Ларионов быстро открыл футляр – обычный крупный фотоаппарат. Навел резкость, а Сережка бормотнул завистливо под руку:
– Темно здесь, ничего не проработается…
– Проработается, – уверенно сказал Ларионов. – Маринка, смотри на меня, головой не тряси, не моргай – выдержка большая, а то будешь на снимке, как сонная курица…
Нажал на кнопочку, короткая ослепительная вспышка блица, шуршащий картонный шорох, и откуда-то из-под аппарата выползла квадратная карточка.
– Прошу, фото готово, – протянул Ларионов Маринке карточку.
– Так тут же ничего нет! – разочарованно воскликнула она.
– Как говорит мой боцман: годи помалу! Ждем минутку…
Середина белой пластмассовой карточки стала наливаться мутью, как будто заливало ее киснувшее молоко, в ней появилась голубизна и прозелень, еле заметный вначале цвет стал постепенно набирать силу и глубину.
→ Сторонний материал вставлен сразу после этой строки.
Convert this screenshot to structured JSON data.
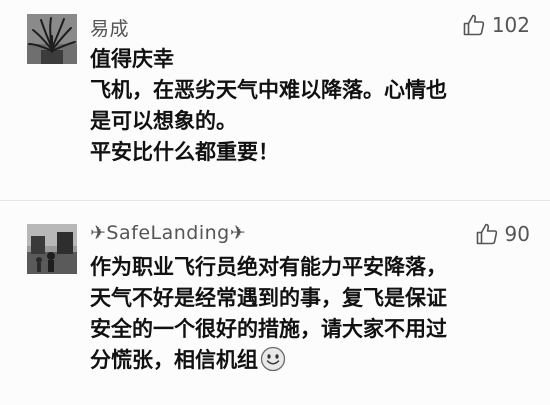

Из туманных разводов цветового хаоса появились отчетливые линии, и вдруг в центре пластинки вынырнуло Маринкино серьезное лицо в фуражке. Ее смешная рожица словно выплывала к нам из глубины морской воды: появились удивленные глаза, сжатые строго губы, кокарда. Из сумрака небытия возникла она натекла сочным цветом, появилось ощущение пространства и тепла.
– Во зыко! – ахнул Сережка. Два бессмысленных кошмарных слова выражают максимальный восторг, высшую категорию качества: «Зыко!» и «Зыровски!». – А мне можно?
– На, работай! – протянул ему поляроид Ларионов. – Учти, в кассете десять снимков, распорядись с умом…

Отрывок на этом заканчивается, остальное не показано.